Although the model operates based on some acceptable assumptions, it presents a promising opportunity to investigate the use of a single PPG signal. Establishing a population-specific database of neonates in Manizales could enhance the coherence of the correlations and refine the algorithm further. This study bridges the gap in neonatal BP monitoring by integrating non-invasive PPG-based estimation into IoT devices, offering scalable solutions for telehealth.

It is important to highlight that neonatal monitoring involves unique challenges, particularly considering the delicate condition of newborns. For instance, preterm neonates often experience respiratory deficiencies, requiring supplemental oxygen until their lungs fully mature. Additionally, their smaller size compared to term neonates presents challenges in sensor placement, potentially affecting the accuracy and reliability of data acquisition. These factors highlight the need for further research to evaluate the performance of the proposed technology under such conditions. Ensuring its proper operation in scenarios involving preterm neonates is critical to its broader adoption in neonatal care.

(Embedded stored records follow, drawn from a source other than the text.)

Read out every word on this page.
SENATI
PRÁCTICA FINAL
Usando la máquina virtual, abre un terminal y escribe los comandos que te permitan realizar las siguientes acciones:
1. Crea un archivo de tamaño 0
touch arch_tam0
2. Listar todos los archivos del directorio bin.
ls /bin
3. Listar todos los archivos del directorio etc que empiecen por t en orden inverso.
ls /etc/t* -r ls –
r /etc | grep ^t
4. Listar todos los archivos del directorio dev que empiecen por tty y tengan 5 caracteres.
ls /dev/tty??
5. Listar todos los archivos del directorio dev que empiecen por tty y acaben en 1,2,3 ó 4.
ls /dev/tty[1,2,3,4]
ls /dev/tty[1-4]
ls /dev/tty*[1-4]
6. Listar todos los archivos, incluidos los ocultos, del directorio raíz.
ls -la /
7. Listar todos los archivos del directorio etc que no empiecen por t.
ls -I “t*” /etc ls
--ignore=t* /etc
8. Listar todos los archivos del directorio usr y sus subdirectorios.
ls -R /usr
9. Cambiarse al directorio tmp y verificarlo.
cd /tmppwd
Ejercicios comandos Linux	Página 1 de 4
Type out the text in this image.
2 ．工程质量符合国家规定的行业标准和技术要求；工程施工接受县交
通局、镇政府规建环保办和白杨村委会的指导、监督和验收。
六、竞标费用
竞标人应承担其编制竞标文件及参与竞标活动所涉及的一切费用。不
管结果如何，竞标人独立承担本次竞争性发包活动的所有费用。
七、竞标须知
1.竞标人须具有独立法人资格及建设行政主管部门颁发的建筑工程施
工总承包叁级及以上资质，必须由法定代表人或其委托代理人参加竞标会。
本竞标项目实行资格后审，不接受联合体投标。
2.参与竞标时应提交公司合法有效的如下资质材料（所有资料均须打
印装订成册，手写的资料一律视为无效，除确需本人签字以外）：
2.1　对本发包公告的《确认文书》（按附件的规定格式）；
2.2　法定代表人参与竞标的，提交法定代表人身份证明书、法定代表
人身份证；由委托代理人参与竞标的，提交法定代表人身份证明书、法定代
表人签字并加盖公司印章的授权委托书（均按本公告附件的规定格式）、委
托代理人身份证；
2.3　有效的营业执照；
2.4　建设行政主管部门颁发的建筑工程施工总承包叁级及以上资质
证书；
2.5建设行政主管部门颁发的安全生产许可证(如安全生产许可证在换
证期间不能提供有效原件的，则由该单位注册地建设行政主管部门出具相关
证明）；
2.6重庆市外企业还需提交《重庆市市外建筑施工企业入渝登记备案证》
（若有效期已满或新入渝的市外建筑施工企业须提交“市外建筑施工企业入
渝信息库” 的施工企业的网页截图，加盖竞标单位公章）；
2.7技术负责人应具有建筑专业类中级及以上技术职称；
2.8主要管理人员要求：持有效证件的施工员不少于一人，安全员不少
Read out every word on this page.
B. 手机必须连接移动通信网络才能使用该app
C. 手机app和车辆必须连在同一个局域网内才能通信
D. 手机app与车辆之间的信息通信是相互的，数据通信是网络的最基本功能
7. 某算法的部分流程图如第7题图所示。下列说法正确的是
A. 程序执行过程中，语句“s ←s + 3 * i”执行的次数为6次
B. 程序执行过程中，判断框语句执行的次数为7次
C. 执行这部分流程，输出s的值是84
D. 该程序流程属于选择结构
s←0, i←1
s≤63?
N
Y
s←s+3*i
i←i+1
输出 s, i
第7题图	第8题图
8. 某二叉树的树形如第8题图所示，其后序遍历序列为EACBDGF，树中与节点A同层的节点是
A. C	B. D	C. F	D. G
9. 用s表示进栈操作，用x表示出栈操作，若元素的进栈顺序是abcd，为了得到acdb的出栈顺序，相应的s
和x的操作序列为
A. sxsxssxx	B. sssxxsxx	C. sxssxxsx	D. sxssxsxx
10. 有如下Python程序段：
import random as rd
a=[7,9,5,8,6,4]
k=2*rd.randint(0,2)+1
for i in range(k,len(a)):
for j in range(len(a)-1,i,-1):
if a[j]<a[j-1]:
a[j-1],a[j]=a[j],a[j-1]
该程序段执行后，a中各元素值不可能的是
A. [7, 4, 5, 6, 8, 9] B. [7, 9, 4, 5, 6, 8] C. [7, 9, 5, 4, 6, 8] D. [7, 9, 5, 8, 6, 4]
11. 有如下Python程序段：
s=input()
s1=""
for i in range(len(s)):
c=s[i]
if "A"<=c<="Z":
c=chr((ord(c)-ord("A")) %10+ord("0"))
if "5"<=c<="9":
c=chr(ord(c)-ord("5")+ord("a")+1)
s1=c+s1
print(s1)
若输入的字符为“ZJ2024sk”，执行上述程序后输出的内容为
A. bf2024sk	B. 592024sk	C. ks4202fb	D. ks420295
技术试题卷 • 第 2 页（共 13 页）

This study directly addresses the lack of neonatal-specific models for blood pressure estimation using photoplethysmographic signals—a gap that remains despite the extensive use of such models in adult populations. By adapting the signal-processing pipeline and physiological modeling to reflect the unique hemodynamic characteristics of neonates, and by integrating the system into an IoT-enabled telecare framework, this work proposes a clinically relevant and technologically viable solution. To the best of our knowledge, this constitutes one of the first comprehensive implementations that validates a PPG-based BP estimation model in neonates under real-world domiciliary conditions.

Future research should also focus on long-term monitoring and the detection of cardiac events, which are critical for improving neonatal care. Additionally, implementing the Windkessel model for BP calculation from neonatal PPG signals requires further investigation into defining its input parameters, understanding how these parameters evolve during patient development, and determining the optimal frequency of calibration needed to ensure reliable BP estimation. Exploring these aspects will be essential for generating accurate alarms and maintaining performance within the normal range of this physiological variable.

The evaluation of three different hardware platforms underscores the importance of aligning algorithmic complexity with hardware capabilities. While the Raspberry Pi 4 proved suitable for the current implementation, further optimization of the algorithm could enable its integration into more resource-constrained platforms, such as the ESP32 or similar microcontrollers. Nonetheless, additional development and tests are needed to determine the appropriate performance.

In summary, this work presents a proof of concept for estimating blood pressure in neonates using photoplethysmography (PPG) and physiological modeling through an IoT-integrated telecare system. The results demonstrate technical feasibility and suggest potential clinical utility. However, it is important to emphasize that this is a feasibility-level study with a limited dataset, and further validation is required. Future work should involve larger and more diverse neonatal populations, as well as clinical trials to assess the reliability, generalizability, and clinical applicability of the proposed system in real-world scenarios.